U.S. Patent Pub. No. 2008/0171370 reports that gallic acid can be used to detoxify hydrolysates resulting from pretreating a lignocellulosic material by binding acetic acid. As disclosed therein, the gallic acid is a natural polymer comonomer, i.e., the core of the gallotannin structure, and therefore is a natural means to polymerize phenols and acetic acid in a Fischer esterification with a sulfuric acid catalyst.

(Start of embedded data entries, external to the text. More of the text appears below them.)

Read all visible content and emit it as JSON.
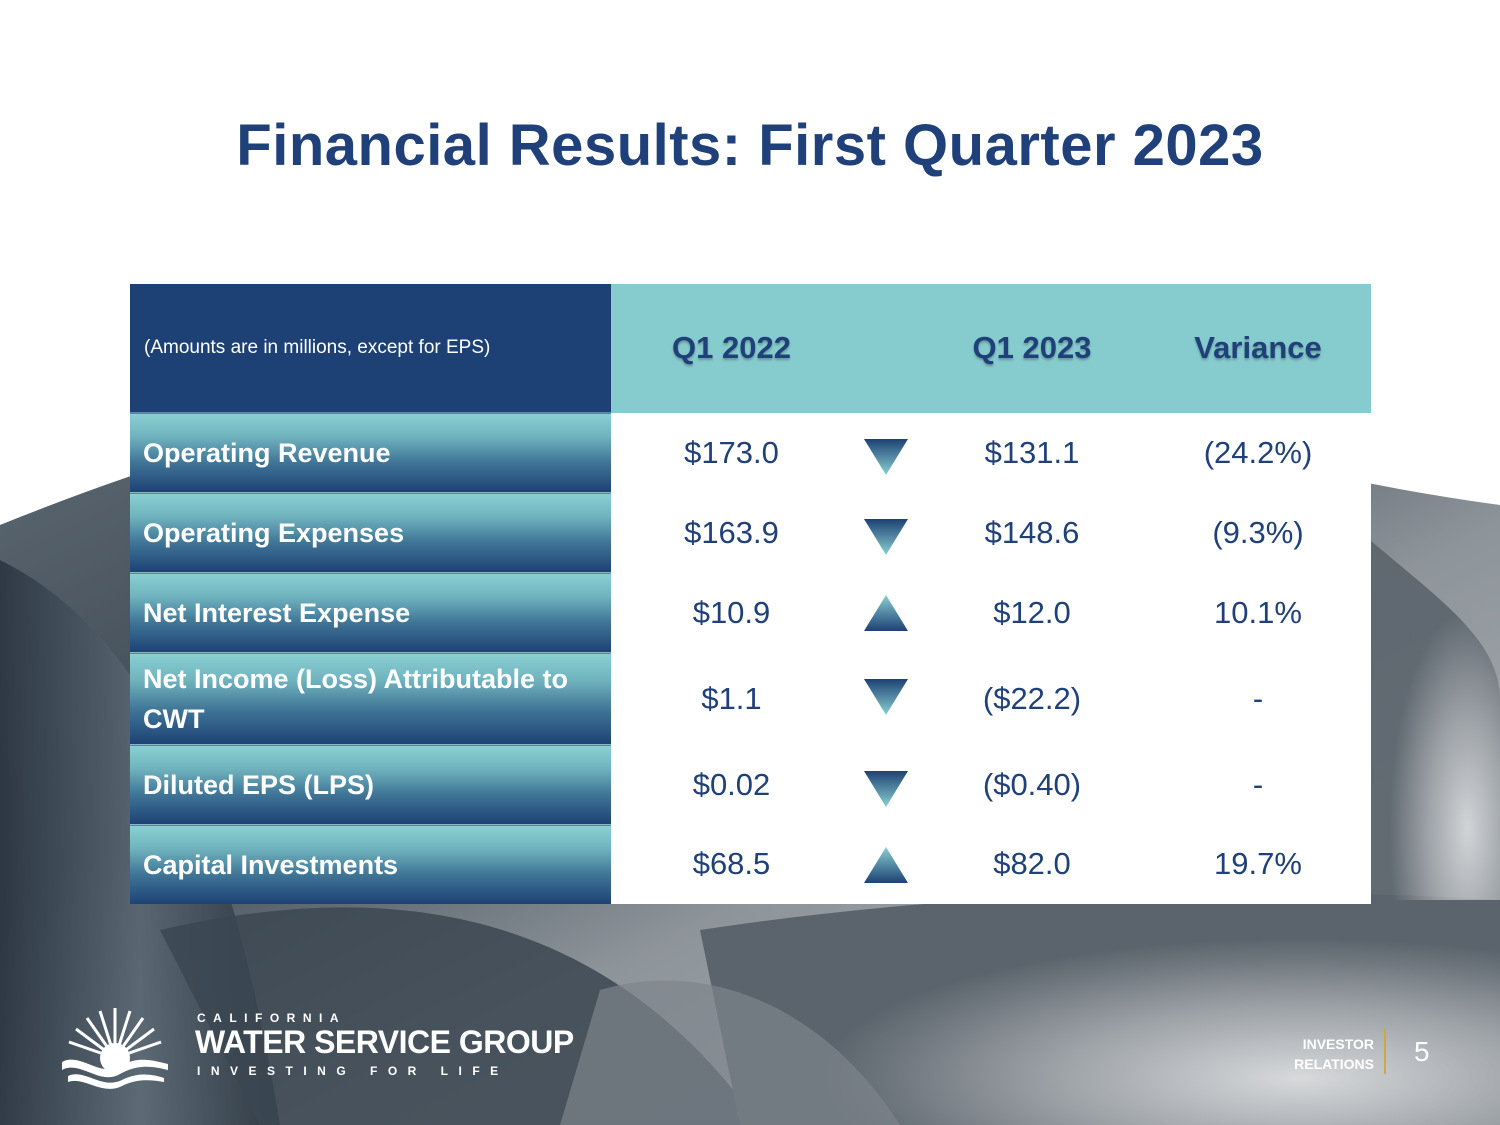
{
  "slide": {
    "title": "Financial Results: First Quarter 2023",
    "page_number": "5"
  },
  "table": {
    "note": "(Amounts are in millions, except for EPS)",
    "columns": [
      "Q1 2022",
      "Q1 2023",
      "Variance"
    ],
    "rows": [
      {
        "label": "Operating Revenue",
        "q1_2022": "$173.0",
        "trend": "down",
        "q1_2023": "$131.1",
        "variance": "(24.2%)"
      },
      {
        "label": "Operating Expenses",
        "q1_2022": "$163.9",
        "trend": "down",
        "q1_2023": "$148.6",
        "variance": "(9.3%)"
      },
      {
        "label": "Net Interest Expense",
        "q1_2022": "$10.9",
        "trend": "up",
        "q1_2023": "$12.0",
        "variance": "10.1%"
      },
      {
        "label": "Net Income (Loss) Attributable to CWT",
        "q1_2022": "$1.1",
        "trend": "down",
        "q1_2023": "($22.2)",
        "variance": "-"
      },
      {
        "label": "Diluted EPS (LPS)",
        "q1_2022": "$0.02",
        "trend": "down",
        "q1_2023": "($0.40)",
        "variance": "-"
      },
      {
        "label": "Capital Investments",
        "q1_2022": "$68.5",
        "trend": "up",
        "q1_2023": "$82.0",
        "variance": "19.7%"
      }
    ]
  },
  "footer": {
    "brand_top": "CALIFORNIA",
    "brand_main": "WATER SERVICE GROUP",
    "brand_tagline": "INVESTING FOR LIFE",
    "investor_line1": "INVESTOR",
    "investor_line2": "RELATIONS"
  },
  "colors": {
    "title": "#1f4079",
    "header_dark": "#1d4174",
    "header_teal": "#86cbcd"
  },
  "icons": {
    "down": "down-triangle-icon",
    "up": "up-triangle-icon"
  }
}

International Patent Pub. No. WO 2008/124162 discloses the selective removal of acetate from a sugar mixture containing xylose and glucose by an E. coli strain that is able to convert acetate to a biochemical such as ethanol, butanol, succinate, lactate, fumarate, pyruvate, butyric acid, and acetone. The E. coli has been deleted in four genes that would otherwise code for proteins involved in xylose and glucose utilization—thereby preventing the consumption of either xylose or glucose by the E. coli—but that have no known effect on acetate metabolism. After acetate conversion to a biochemical, xylose and glucose fermentation are conducted on the sugar mixture using separate microorganisms, one with the ability only to ferment xylose, and the other with the ability only to ferment glucose. However, the process is not directed to removing unwanted sugars from a sugar hydrolysate, but rather to maximizing the conversion of all sugars present in the mixture to ethanol or other biochemicals.

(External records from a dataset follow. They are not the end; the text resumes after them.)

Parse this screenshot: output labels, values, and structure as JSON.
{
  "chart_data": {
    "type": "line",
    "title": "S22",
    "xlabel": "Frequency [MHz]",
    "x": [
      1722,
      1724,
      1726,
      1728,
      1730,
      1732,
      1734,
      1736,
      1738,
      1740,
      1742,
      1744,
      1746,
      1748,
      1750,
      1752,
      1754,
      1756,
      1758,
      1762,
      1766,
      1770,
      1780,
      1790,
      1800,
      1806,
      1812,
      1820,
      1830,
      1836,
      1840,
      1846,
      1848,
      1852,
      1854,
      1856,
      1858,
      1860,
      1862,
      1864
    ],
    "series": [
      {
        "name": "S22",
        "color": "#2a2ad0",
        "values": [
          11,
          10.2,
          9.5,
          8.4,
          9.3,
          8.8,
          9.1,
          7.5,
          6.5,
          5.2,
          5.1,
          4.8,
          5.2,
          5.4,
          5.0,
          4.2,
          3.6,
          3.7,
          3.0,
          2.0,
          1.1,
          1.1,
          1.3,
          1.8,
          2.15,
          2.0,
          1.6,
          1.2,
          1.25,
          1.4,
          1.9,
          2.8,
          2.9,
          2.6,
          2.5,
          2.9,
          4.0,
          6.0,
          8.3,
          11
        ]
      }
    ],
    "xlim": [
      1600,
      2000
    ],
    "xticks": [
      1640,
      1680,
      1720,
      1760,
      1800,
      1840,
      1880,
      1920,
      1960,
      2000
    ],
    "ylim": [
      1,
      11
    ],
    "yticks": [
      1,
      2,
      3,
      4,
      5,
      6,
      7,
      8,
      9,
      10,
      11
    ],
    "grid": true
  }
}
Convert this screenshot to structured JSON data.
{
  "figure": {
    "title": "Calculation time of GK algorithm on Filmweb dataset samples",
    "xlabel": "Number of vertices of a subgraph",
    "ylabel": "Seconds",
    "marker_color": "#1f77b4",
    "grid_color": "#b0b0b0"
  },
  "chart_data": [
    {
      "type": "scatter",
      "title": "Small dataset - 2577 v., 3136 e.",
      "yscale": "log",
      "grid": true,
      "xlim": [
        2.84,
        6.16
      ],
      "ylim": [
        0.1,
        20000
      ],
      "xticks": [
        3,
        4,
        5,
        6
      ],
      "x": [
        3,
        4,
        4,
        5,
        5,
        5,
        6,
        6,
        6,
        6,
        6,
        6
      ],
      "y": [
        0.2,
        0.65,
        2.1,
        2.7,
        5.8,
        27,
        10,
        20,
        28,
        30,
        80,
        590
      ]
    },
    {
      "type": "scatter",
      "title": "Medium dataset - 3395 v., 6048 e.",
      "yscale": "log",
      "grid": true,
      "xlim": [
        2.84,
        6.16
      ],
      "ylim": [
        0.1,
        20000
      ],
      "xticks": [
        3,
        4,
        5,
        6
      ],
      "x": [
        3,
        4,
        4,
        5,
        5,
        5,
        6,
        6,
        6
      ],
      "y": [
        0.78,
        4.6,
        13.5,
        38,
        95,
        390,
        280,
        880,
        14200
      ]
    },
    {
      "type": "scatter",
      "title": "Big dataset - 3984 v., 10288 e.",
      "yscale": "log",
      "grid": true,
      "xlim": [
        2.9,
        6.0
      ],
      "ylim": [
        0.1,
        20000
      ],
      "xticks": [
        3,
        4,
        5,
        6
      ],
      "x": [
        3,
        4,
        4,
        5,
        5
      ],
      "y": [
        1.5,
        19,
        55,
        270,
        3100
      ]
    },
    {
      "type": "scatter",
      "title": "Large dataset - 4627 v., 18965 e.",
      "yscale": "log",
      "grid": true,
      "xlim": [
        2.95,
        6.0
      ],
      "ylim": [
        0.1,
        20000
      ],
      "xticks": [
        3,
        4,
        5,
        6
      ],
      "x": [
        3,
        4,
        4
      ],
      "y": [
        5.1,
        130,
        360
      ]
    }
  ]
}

An alternative approach to detoxification of the lignocellulosic hydrolysate is to develop yeast strains that are tolerant of the inhibitory compounds present in such hydrolysates. For example, adaptation to lignocellulose hydrolysates has been reported for Pichia and Saccharomyces strains (Huang et al. (2009) Bioresource Technol. 100:3914-20; Martin et al. (2007) Bioresource Technol. 98:1767-73). Although this approach generated strains with some tolerance to the hydrolysate, the genotype(s) of the adapted strains was not characterized.

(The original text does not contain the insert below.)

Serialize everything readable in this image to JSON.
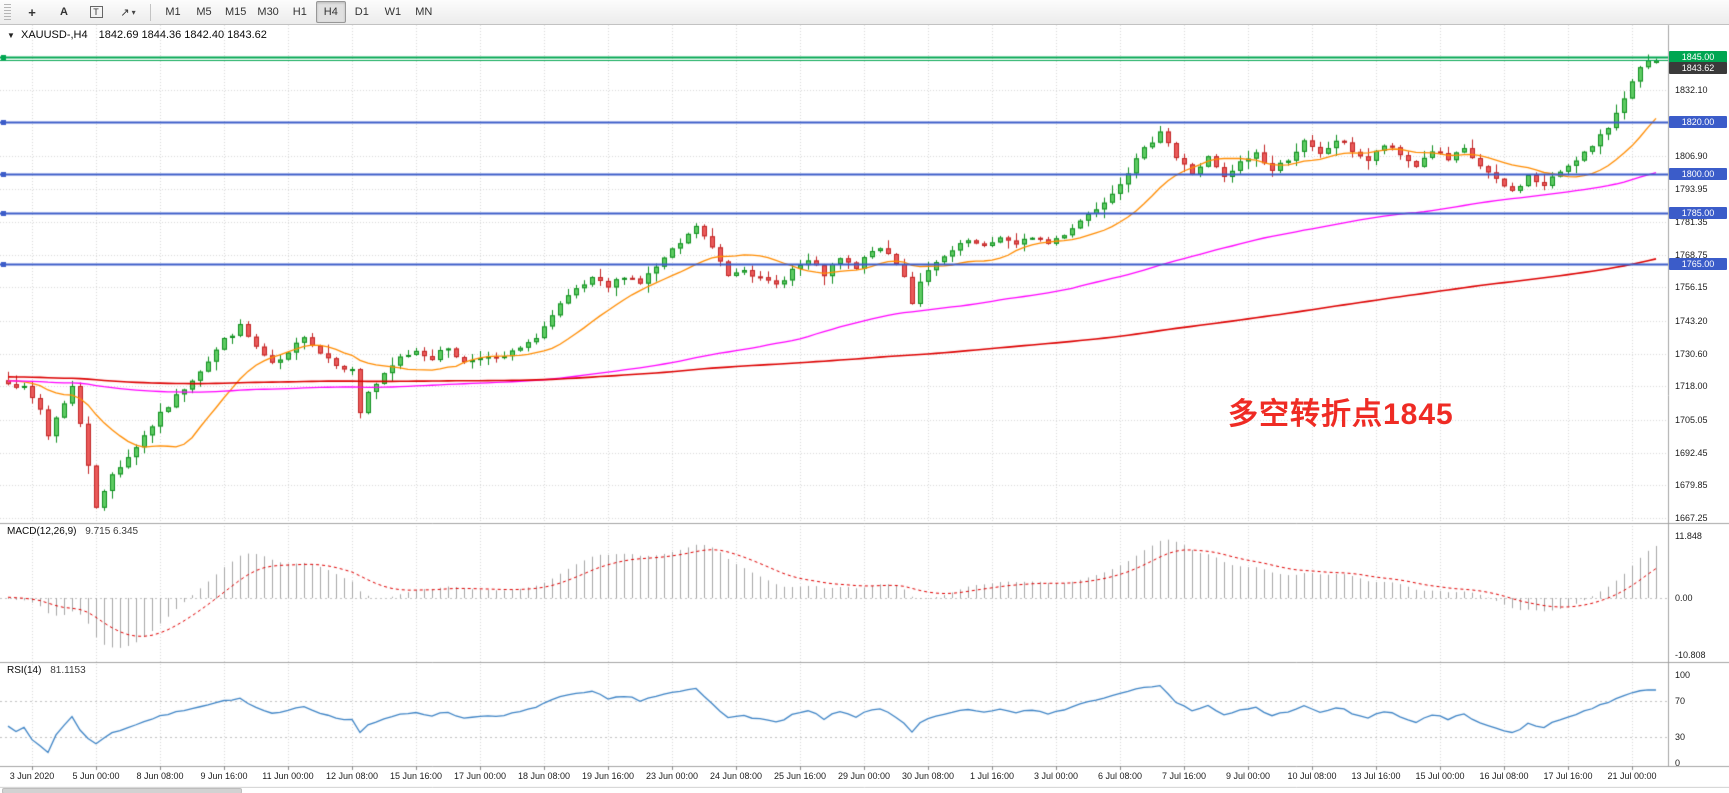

Other attempts to characterize and/or improve tolerance to lignocellulose hydrolysates have been directed towards tolerance to the three major inhibitors in lignocellulosic hydrolysates—acetic acid, furfural, and hydroxymethylfurfural (HMF). For example, strains of Pichia and Saccharomyces have been adapted to media containing furfural and/or hydroxymethylfurfural (Liu et al. (2004) J. Ind. Microbiol. Biotechnol. 31:345-52.; Liu et al. (2005) Appl. Biochem. Biotechnol. 121-124:451-60). Other studies have attempted to identify genes that contribute to inhibitor tolerance by screening collections of yeast single-deletion strains to identify those deletions that increase the sensitivity of the yeast to furfural (Gorsich et al. (2006) Appl. Microbiol. Biotechnol. 71:339-49), acetaldehyde (Matsufuhi et al. (2008) Yeast 25:825-22), and lactic and acetic acids (Kawahata et al. (2006) FEMS Yeast Research 6:924-36). Expression profiling of a limited set of genes was conducted to determine changes in gene expression in a yeast strain adapted to furfural and HMF vs. a parental strain cultured in the presence of HMF (Liu et al. (2009) Mol. Genet. Genomics 282:233-44). However, neither the sensitivity of the resulting strains to, nor the expression profile of the strains cultured in the presence of, lignocellulose hydrolysates was reported.